At nine that morning, I was at the Luttrell farm with two uniforms. We searched the house again, but didn't find anything. There were clothes in the closets but they were all clothes for a woman.

Next we went to the barn and things got interesting there.

On the outside, it looked like about any barn and it looked the same on the inside except there obviously hadn't been any animals in it for years. I was looking into one of the stalls when Mark said, "Rich, you need to come look at this".

What I was looking at was two posts set into the dirt floor of the barn with two steel rings attached to each. It didn't tell me anything until Mark said, "I used to work in a stable when I was in high school and the stable had one of these. It's where they take a horse for grooming and shoeing. You snap two lead ropes to the horse's halter, lead the horse between the two posts, and then tie each lead rope to the ring on that side. That keeps the horse from moving around as much."

He pointed to the lower ring on one of the posts.

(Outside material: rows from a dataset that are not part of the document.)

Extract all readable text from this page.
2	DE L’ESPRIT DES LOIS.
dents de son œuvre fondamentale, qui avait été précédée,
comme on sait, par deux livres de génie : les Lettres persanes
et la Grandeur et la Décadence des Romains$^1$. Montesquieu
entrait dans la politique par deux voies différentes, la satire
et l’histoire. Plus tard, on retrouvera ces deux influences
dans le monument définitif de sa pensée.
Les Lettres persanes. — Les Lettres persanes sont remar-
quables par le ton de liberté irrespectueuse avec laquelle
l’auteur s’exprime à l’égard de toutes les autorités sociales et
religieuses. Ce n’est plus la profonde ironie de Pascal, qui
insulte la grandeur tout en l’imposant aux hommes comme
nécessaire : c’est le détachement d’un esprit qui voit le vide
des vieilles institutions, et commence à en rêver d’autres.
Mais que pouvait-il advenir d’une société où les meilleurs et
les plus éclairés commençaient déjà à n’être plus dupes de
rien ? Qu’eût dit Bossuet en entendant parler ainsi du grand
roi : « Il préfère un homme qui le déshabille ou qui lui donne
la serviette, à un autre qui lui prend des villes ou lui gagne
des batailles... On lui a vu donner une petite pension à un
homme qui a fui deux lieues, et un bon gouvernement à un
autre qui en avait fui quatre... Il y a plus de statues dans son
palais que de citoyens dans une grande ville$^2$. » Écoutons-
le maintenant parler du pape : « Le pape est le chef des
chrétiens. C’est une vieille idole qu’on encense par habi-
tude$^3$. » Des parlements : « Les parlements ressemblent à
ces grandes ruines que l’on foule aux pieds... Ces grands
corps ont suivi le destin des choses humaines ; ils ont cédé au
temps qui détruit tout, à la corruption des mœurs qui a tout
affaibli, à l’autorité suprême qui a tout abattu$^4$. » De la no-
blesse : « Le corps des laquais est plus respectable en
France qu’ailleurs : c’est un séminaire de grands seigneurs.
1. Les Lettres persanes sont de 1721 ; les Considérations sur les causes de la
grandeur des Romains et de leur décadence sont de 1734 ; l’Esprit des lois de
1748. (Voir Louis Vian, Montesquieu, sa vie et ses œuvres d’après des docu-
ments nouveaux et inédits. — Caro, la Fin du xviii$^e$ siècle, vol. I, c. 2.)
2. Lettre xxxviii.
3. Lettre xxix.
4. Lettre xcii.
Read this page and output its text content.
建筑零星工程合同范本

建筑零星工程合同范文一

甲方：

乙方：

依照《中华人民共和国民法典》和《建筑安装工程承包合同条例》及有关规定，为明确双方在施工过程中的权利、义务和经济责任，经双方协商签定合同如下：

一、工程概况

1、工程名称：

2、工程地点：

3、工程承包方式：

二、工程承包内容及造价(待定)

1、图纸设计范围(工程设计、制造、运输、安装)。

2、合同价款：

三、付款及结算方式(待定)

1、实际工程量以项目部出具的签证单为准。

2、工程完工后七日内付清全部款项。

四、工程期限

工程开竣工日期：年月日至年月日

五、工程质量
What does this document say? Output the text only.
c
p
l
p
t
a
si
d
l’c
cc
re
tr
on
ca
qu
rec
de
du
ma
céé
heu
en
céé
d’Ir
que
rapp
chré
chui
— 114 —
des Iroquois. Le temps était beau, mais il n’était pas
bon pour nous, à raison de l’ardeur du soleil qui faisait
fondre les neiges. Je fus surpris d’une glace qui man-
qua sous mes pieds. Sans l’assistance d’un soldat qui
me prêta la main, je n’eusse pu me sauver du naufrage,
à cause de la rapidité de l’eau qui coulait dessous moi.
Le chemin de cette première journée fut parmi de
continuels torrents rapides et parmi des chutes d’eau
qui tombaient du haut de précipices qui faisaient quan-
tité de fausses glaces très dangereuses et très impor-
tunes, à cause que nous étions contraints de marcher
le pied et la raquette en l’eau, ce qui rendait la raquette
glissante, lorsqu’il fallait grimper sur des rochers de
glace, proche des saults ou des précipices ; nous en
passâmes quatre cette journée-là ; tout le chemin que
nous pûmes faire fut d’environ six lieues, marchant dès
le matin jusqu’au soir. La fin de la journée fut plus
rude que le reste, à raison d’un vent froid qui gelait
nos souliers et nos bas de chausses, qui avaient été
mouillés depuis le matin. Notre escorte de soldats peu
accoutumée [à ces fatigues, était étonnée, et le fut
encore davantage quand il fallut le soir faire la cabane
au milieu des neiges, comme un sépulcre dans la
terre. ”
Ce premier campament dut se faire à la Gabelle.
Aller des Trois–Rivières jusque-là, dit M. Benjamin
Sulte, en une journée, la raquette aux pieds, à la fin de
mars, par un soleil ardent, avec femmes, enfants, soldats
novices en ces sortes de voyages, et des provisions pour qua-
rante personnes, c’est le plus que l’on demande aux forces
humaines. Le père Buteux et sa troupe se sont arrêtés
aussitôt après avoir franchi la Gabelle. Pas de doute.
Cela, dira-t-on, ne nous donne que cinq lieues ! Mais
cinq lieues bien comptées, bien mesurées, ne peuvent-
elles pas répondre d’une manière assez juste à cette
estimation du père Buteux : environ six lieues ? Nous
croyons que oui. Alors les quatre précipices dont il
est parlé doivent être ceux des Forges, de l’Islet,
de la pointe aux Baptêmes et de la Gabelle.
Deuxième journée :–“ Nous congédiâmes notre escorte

"The only problem with these is the rings aren't in the right place. These on the bottom are only about three feet off the ground. The ones the stable had were more like five. The upper rings are at least nine feet and that's too high. Anybody would have to use a ladder to tie the horse that high."

I figured we'd just found where Mr. Luttrell had tied the guy while he whipped him. I put in a call to the Crime Lab for a tech to come to the barn. It was a long shot, but maybe there was DNA on the rings that could tell us something.

While we waited on the tech, we kept looking through the barn. We hadn't found anything odd until I saw Bill Paisley, the other officer, looking at a door into a room that had probably been another stall and scratching his head. I asked him what he was looking at. He said something wasn't right.

"I went in there and all that's there is some bins on one wall and some racks on the other."

Mark had joined us then.

"This was probably a tack room at one time. It's where they'd have kept the feed for the animals and things like saddles and halters and other stuff they needed for them. Most stables have them."

Bill shook his head.

"Not like this they don't. It's not big enough. It didn't look deep enough, so I stepped off the stall next to this and it's twelve steps from the rail to the side of the barn. This room is only nine. There's something behind the back wall, but I don't see any way to get to it."

It took half an hour of tapping on that back wall until Bill found a place that sounded hollow. It took us another half hour to figure out that the hinges and latch were hidden behind two narrow boards just like the others that were nailed over the cracks where two boards met. Those boards weren't all that unusual because I'd seen it in barns before. Usually those narrow boards were nailed on the outside of the barn to keep the wind from blowing in through the cracks, but I'd also seen them on the inside, and that was to keep mice and insects out of a place where a farmer stored feed or leather harness that mice and rats would chew on.